Now, among those various causes, how much emphasis would you put on a fraction of a degree increase in global temperature in the last few decades as opposed, say, to an industry whose safety standards are so egregious that those put on boats to check on it have a mysterious tendency to vanish over the railing.
And of course a claim that climate change is at fault is never complete without the obligatory warming-faster-than-average claim:
“The seas around Korea are warming more rapidly than the global average, in part because they tend to be shallower. Between 1968 and 2024, the average surface temperature of the country’s seas increased by 1.58C, more than double the global rise of 0.74C. Warming waters are contributing to extreme weather at sea, creating the conditions for tropical storms, like typhoons, to become more intense. They are also causing some fish species around South Korea to migrate, according to the country’s National Institute of Fisheries Science, forcing fisherman to travel further and take greater risks to catch enough to make a living. Environmental campaigners say urgent action is needed to ‘stop the tragedy occurring in Korean waters’.”

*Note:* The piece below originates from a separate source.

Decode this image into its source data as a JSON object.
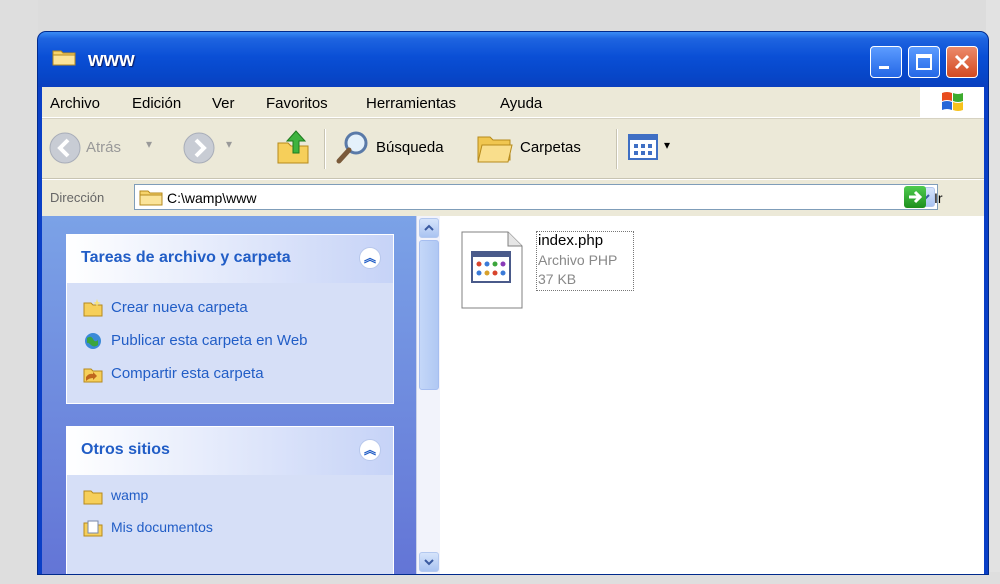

They would, wouldn’t they? We say urgent action is needed to see whether typhoons are becoming more intense, because if not, your story isn’t even propaganda despite that ritualistic assertion that whatever place is being described is warming faster than the global average. It’s just rubbish. Including failing to take into account that a “tragedy of the commons” in high-seas fishing, especially predatory “ghost fleets” from the usual pariah nations, is devastating all kinds of species.
OK, to be fair, the writer does eventually say her article was a waste of your time and a drain on your credulity:
“Professor Kim Baek-min, a climate scientist at South Korea's Pukyong National University, said that although climate change was creating the conditions to make strong, sudden wind gusts more likely, a clear trend had not yet been established – for that, more research and long-term data is needed.”
Research funding is necessary; knowledge is not necessary.
To some extent looking up and then cutting up such stories is like shooting fish in a barrel. Though frankly we’ve thought that simile sounded as disgusting as it did unnecessary since if they’re in a barrel they’re not about to escape, except as bloody fragments if some fool shoots into it. But is probably safer than chasing them in a typhoon.
It’s not just South Korean squid, of course. A correspondent sent us a list of things climate change has caused, or at least that the sort of people who think climate change causes everything has caused, which we hope at some point to set to music and have our own Broadway smash it. (Pending which, please do send money.) And predictably it includes everything including the Attack of the Giant Oysters.
Alas, it also causes the Attack of the Guffawing Skeptics, because once it becomes obvious that they’ll say just anything, with the sketchiest of rationales, you start looking behind the hype and find a load of old fishheads.